Nós, humanos, realmente vivemos mais que nossos antepassados?

Apesar de, nas últimas décadas, a expectativa de vida ter aumentado no mundo todo, esse avanço começou a desacelerar.

Em média, uma pessoa nascida em 1960 tinha uma expectativa de vida de 52,5 anos.

Hoje em dia, a média é de 72 anos.

Ainda que a medicina moderna e as iniciativas de saúde pública tenham contribuído para que se viva muito mais que antes, a suposição de que a vida humana tenha aumentado drasticamente ao longo dos séculos é errônea.

Segundo Walter Scheidel, historiador da Universidade de Stanford, é necessário estabelecer uma distinção básica entre a expectativa e a duração da vida.

Os antigos gregos e romanos tinham uma expectativa de vida de 35 anos, mas essa questão puramente matemática nos dá uma imagem incompleta.

Na Roma Antiga, não era permitido que um homem ocupasse seu primeiro cargo político aos 30 anos.

Para ser cônsul, era preciso ter 43 anos.
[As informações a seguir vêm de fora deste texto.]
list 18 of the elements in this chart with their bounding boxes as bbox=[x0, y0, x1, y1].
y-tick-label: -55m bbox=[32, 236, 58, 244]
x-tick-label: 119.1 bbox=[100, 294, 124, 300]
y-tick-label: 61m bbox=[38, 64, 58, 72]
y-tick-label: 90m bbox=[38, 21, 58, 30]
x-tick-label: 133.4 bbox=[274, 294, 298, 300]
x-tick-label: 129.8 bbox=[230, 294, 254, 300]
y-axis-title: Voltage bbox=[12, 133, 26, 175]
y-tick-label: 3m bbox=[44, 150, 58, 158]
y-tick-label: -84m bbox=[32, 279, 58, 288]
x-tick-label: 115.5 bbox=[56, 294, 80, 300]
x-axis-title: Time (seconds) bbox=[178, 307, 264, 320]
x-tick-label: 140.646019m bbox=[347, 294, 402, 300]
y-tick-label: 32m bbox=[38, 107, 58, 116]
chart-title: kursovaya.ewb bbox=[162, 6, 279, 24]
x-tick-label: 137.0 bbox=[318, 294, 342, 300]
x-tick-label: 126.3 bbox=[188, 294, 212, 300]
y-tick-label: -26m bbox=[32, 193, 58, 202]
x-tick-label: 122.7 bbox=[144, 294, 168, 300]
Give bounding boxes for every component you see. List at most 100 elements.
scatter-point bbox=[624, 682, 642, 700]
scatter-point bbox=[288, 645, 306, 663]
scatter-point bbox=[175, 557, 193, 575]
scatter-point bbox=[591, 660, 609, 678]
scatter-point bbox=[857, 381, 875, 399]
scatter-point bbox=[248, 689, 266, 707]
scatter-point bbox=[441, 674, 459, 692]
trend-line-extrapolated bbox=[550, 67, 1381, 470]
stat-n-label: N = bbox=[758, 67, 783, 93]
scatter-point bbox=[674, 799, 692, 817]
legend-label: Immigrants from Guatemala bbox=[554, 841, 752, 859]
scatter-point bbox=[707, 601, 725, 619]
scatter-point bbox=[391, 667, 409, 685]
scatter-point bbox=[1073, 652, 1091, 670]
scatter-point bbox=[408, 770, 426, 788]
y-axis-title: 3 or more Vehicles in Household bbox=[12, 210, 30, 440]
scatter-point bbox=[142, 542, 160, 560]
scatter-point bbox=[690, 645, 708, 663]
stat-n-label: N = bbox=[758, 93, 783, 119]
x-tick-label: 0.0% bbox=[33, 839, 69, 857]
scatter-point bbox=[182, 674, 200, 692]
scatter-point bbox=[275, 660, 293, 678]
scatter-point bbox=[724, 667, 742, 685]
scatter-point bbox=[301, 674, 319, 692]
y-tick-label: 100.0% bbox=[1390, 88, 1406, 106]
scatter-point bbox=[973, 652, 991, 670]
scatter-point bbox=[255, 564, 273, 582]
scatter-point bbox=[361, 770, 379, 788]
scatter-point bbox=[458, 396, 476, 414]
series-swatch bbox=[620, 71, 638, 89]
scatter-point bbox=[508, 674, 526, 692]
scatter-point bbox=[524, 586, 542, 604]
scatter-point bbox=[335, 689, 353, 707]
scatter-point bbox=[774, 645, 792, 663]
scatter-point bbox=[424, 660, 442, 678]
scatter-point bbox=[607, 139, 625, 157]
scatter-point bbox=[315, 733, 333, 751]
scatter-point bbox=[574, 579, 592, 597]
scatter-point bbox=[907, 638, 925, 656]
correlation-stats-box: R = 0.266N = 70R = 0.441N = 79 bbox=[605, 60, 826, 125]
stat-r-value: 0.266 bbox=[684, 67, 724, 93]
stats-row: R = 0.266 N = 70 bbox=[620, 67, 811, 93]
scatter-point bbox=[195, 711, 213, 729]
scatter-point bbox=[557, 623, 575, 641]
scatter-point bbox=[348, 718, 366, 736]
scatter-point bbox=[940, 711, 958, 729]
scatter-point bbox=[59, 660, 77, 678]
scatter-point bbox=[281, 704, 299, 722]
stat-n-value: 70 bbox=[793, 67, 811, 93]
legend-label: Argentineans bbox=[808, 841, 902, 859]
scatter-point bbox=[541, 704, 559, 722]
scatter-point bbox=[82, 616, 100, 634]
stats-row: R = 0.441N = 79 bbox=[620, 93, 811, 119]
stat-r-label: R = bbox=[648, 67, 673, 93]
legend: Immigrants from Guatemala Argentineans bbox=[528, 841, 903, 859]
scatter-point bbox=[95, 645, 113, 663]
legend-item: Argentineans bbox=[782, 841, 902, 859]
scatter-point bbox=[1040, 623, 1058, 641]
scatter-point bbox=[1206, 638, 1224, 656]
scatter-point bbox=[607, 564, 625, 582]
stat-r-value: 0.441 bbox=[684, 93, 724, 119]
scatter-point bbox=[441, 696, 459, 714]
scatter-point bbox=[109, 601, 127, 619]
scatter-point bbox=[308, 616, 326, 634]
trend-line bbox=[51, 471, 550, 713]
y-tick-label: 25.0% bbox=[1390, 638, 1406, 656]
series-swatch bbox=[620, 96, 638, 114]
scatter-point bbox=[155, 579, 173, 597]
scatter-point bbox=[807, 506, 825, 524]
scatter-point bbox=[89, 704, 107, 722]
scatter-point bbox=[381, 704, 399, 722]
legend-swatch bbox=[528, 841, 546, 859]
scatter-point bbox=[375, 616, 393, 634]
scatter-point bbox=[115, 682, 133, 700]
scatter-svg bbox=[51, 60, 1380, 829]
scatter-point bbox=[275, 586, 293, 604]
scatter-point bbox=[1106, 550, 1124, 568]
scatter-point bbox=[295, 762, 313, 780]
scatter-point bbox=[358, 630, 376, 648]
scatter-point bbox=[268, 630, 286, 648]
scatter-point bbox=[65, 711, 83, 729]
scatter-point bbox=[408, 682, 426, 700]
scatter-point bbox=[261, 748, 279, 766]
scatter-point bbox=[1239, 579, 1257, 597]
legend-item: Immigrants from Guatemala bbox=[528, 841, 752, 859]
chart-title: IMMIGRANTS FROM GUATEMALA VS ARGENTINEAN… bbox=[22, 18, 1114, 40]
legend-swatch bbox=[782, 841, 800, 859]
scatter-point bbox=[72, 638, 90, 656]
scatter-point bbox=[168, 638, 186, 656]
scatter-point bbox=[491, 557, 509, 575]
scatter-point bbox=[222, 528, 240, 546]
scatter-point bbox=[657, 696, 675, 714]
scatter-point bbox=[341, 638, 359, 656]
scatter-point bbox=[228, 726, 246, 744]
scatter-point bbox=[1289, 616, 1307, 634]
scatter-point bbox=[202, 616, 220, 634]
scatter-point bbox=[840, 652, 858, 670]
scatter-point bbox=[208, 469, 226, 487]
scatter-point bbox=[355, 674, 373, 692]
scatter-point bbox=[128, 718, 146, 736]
No mundo antigo, parece que as pessoas podiam viver tanto quanto vivemos hoje.

Um estudo realizado em 1994 examinou todos os homens da antiga Grécia ou Roma da base de dados e comparou suas idades de falecimento com o homem moderno.

Dos 397 homens antigos, 298 morreram de causas naturais. 

Os nascidos antes de 100 a.C. viveram até uma idade média de 72 anos.

E os nascidos após 100 a.C., até os 66 anos, uma diminuição devido à presença de perigosas tubulações de chumbo.

A principal dificuldade para saber com certeza quanto tempo em média viveram nossos predecessores é a falta de dados.

O pouco que se sabe é sobre os homens privilegiados, deixando de lado pobres, bebês e mulheres.

Em 2016, a historiadora médica Valentina Gazzaniga publicou sua pesquisa sobre mais de 2000 antigos esqueletos romanos pertencentes à classe trabalhadora, e a idade média de morte foi aos 30 anos.

Na antiga Roma, as mulheres também faziam trabalhos pesados e soma-se a isso os riscos da gravidez e do parto, principalmente em condições higiênicas deficientes.

As inscrições nas lápides poderiam ser outra fonte, mas os bebês eram raramente enterrados em túmulos, os pobres não podiam pagá-los e se as famílias morriam simultaneamente durante uma epidemia também ficavam de fora.

Os dados melhoram mais adiante na história da humanidade, uma vez que os governos começam a manter registros cuidadosos de nascimentos, casamentos e mortes, a princípio especialmente dos nobres.

Entre 1200 e 1745, os homens de 21 anos podiam chegar a uma idade média entre 62 e 70 anos.

Uma análise de 115.000 nobres europeus descobriu que os reis viviam seis anos menos que os nobres de menor classe, como os cavaleiros.

A expectativa de vida era mais longa para os aldeões do que para os nobres, provavelmente porque os nobres preferiam viver a maior parte do ano nas cidades, onde estavam expostos a mais doenças.

Mas quando chegou a revolução na medicina e na saúde pública, ela ajudou antes a elite que o resto da população.

Ainda que em geral pensemos que na época de Charles Dickens a vida era pouco saudável e curta para quase todos, uma vez que se passavam os perigosos anos da infância, a expectativa de vida na metade do período vitoriano não era muito diferente da de hoje.